Republicans came out against moving forward with the aid bill on Wednesday in a 49-51 vote along party lines. They were displeased that it lacked the immigration policy changes that they have called for as a condition for their support.

Sen. Bernie Sanders, I-Vt., who caucuses with Democrats, voted with Republicans against the bill. He previously said he’d oppose unconditional aid to Israel unless Israeli Prime Minister Benjamin Netanyahu’s government changes “its current offensive military approach.”

Senators last week resumed talks about border provisions, which Republicans have insisted be included in the foreign aid bill, after the measure failed. The lead negotiators — Murphy and Lankford — met Thursday afternoon, Lankford and a Democratic source familiar with the negotiations told NBC News.

Murphy said that the White House will get more involved in negotiations this week in an interview on “Meet the Press” Sunday.

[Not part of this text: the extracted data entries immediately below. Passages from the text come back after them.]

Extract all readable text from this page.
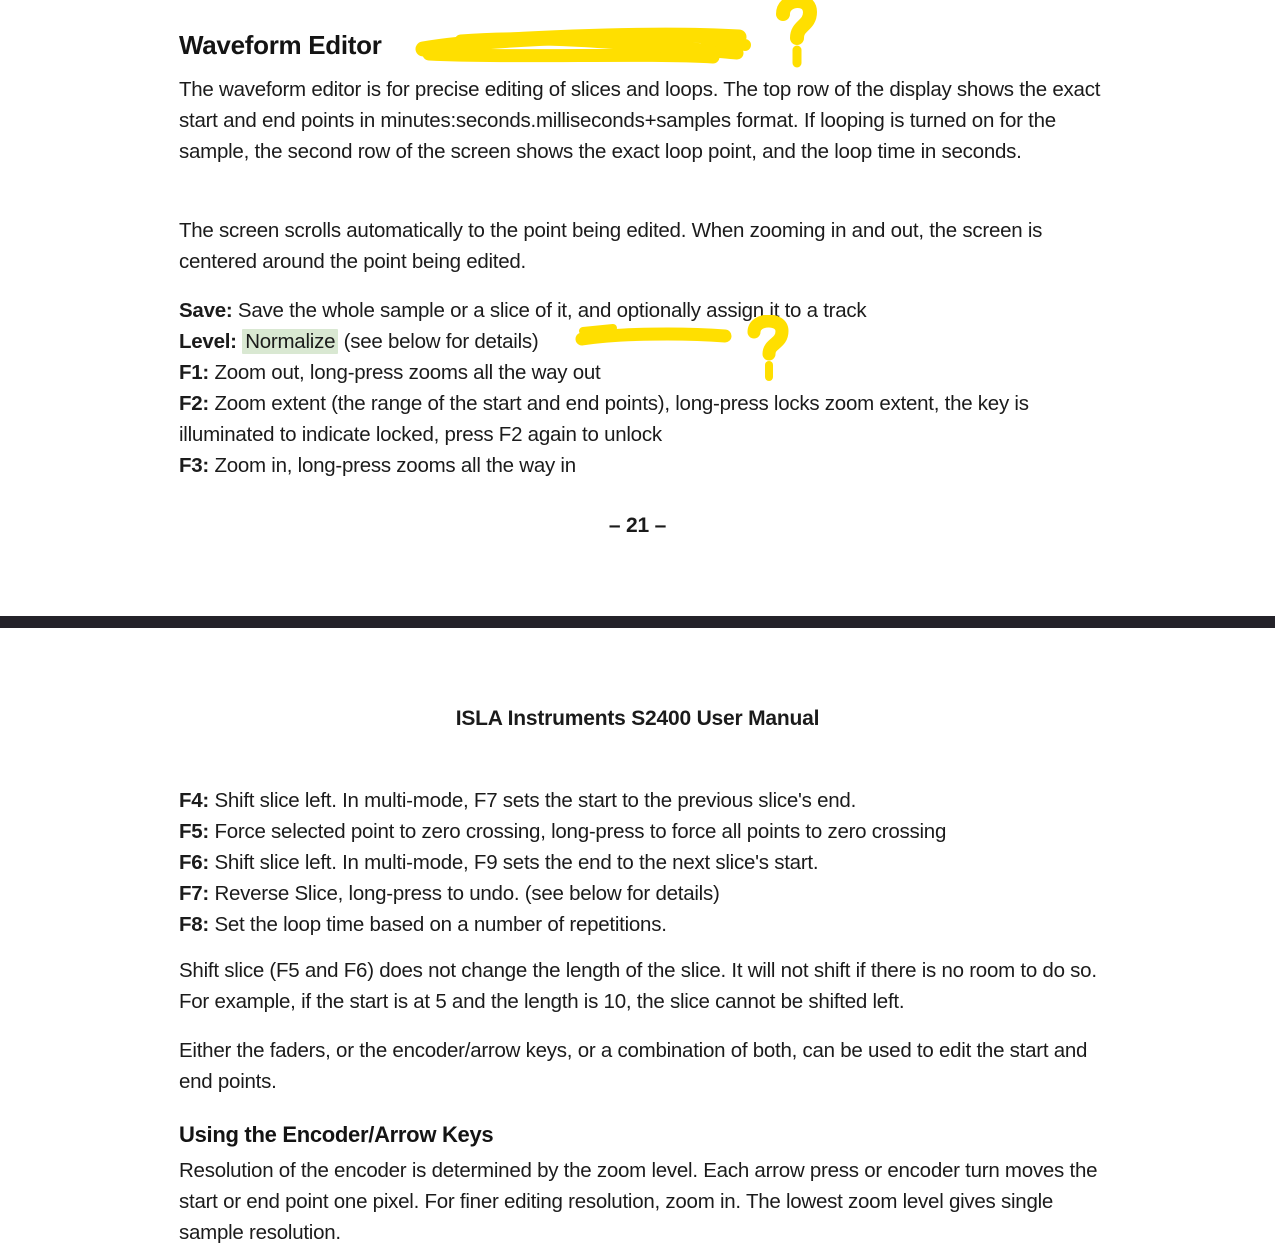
Waveform Editor
The waveform editor is for precise editing of slices and loops. The top row of the display shows the exact start and end points in minutes:seconds.milliseconds+samples format. If looping is turned on for the sample, the second row of the screen shows the exact loop point, and the loop time in seconds.
The screen scrolls automatically to the point being edited. When zooming in and out, the screen is centered around the point being edited.
Save: Save the whole sample or a slice of it, and optionally assign it to a track
Level: Normalize (see below for details)
F1: Zoom out, long-press zooms all the way out
F2: Zoom extent (the range of the start and end points), long-press locks zoom extent, the key is illuminated to indicate locked, press F2 again to unlock
F3: Zoom in, long-press zooms all the way in
– 21 –
ISLA Instruments S2400 User Manual
F4: Shift slice left. In multi-mode, F7 sets the start to the previous slice's end.
F5: Force selected point to zero crossing, long-press to force all points to zero crossing
F6: Shift slice left. In multi-mode, F9 sets the end to the next slice's start.
F7: Reverse Slice, long-press to undo. (see below for details)
F8: Set the loop time based on a number of repetitions.
Shift slice (F5 and F6) does not change the length of the slice. It will not shift if there is no room to do so. For example, if the start is at 5 and the length is 10, the slice cannot be shifted left.
Either the faders, or the encoder/arrow keys, or a combination of both, can be used to edit the start and end points.
Using the Encoder/Arrow Keys
Resolution of the encoder is determined by the zoom level. Each arrow press or encoder turn moves the start or end point one pixel. For finer editing resolution, zoom in. The lowest zoom level gives single sample resolution.
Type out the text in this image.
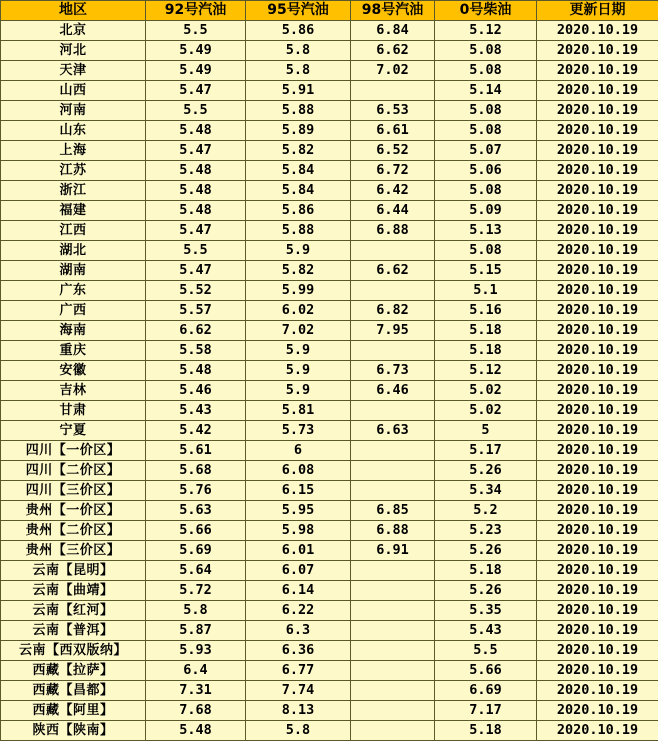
地区	92号汽油	95号汽油	98号汽油	0号柴油	更新日期
北京	5.5	5.86	6.84	5.12	2020.10.19
河北	5.49	5.8	6.62	5.08	2020.10.19
天津	5.49	5.8	7.02	5.08	2020.10.19
山西	5.47	5.91		5.14	2020.10.19
河南	5.5	5.88	6.53	5.08	2020.10.19
山东	5.48	5.89	6.61	5.08	2020.10.19
上海	5.47	5.82	6.52	5.07	2020.10.19
江苏	5.48	5.84	6.72	5.06	2020.10.19
浙江	5.48	5.84	6.42	5.08	2020.10.19
福建	5.48	5.86	6.44	5.09	2020.10.19
江西	5.47	5.88	6.88	5.13	2020.10.19
湖北	5.5	5.9		5.08	2020.10.19
湖南	5.47	5.82	6.62	5.15	2020.10.19
广东	5.52	5.99		5.1	2020.10.19
广西	5.57	6.02	6.82	5.16	2020.10.19
海南	6.62	7.02	7.95	5.18	2020.10.19
重庆	5.58	5.9		5.18	2020.10.19
安徽	5.48	5.9	6.73	5.12	2020.10.19
吉林	5.46	5.9	6.46	5.02	2020.10.19
甘肃	5.43	5.81		5.02	2020.10.19
宁夏	5.42	5.73	6.63	5	2020.10.19
四川【一价区】	5.61	6		5.17	2020.10.19
四川【二价区】	5.68	6.08		5.26	2020.10.19
四川【三价区】	5.76	6.15		5.34	2020.10.19
贵州【一价区】	5.63	5.95	6.85	5.2	2020.10.19
贵州【二价区】	5.66	5.98	6.88	5.23	2020.10.19
贵州【三价区】	5.69	6.01	6.91	5.26	2020.10.19
云南【昆明】	5.64	6.07		5.18	2020.10.19
云南【曲靖】	5.72	6.14		5.26	2020.10.19
云南【红河】	5.8	6.22		5.35	2020.10.19
云南【普洱】	5.87	6.3		5.43	2020.10.19
云南【西双版纳】	5.93	6.36		5.5	2020.10.19
西藏【拉萨】	6.4	6.77		5.66	2020.10.19
西藏【昌都】	7.31	7.74		6.69	2020.10.19
西藏【阿里】	7.68	8.13		7.17	2020.10.19
陕西【陕南】	5.48	5.8		5.18	2020.10.19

“Of course, when you’re talking about something as complicated as border security, you need the White House engaged, because you need to know whether they’re gonna sign the bill, and you need to understand how the changes you’re making are going to be implemented at the border. So they are, and they will get more engaged,” the Connecticut Democrat said.

Murphy stressed that “we are not going to put Donald Trump’s immigration policies into statute” as he spoke about the battle over the border provisions of the aid bill.

He said there are too many people crossing the southern border, and that a resolution can be reached if Republicans come around to allowing people into the country “who are legitimately fleeing terror and torture and violence.”

Asked by host Kristen Welker if an additional $60 billion in Ukraine aid could change the outcome of its war with Russia, Murphy said he believes it would.

“Russia is going to have a hard time coming up with resources necessary to keep this fight going,” he said. “In the end, will there likely have to be a negotiated solution? Absolutely. But if we cut off Ukraine now, the outcome is certain.”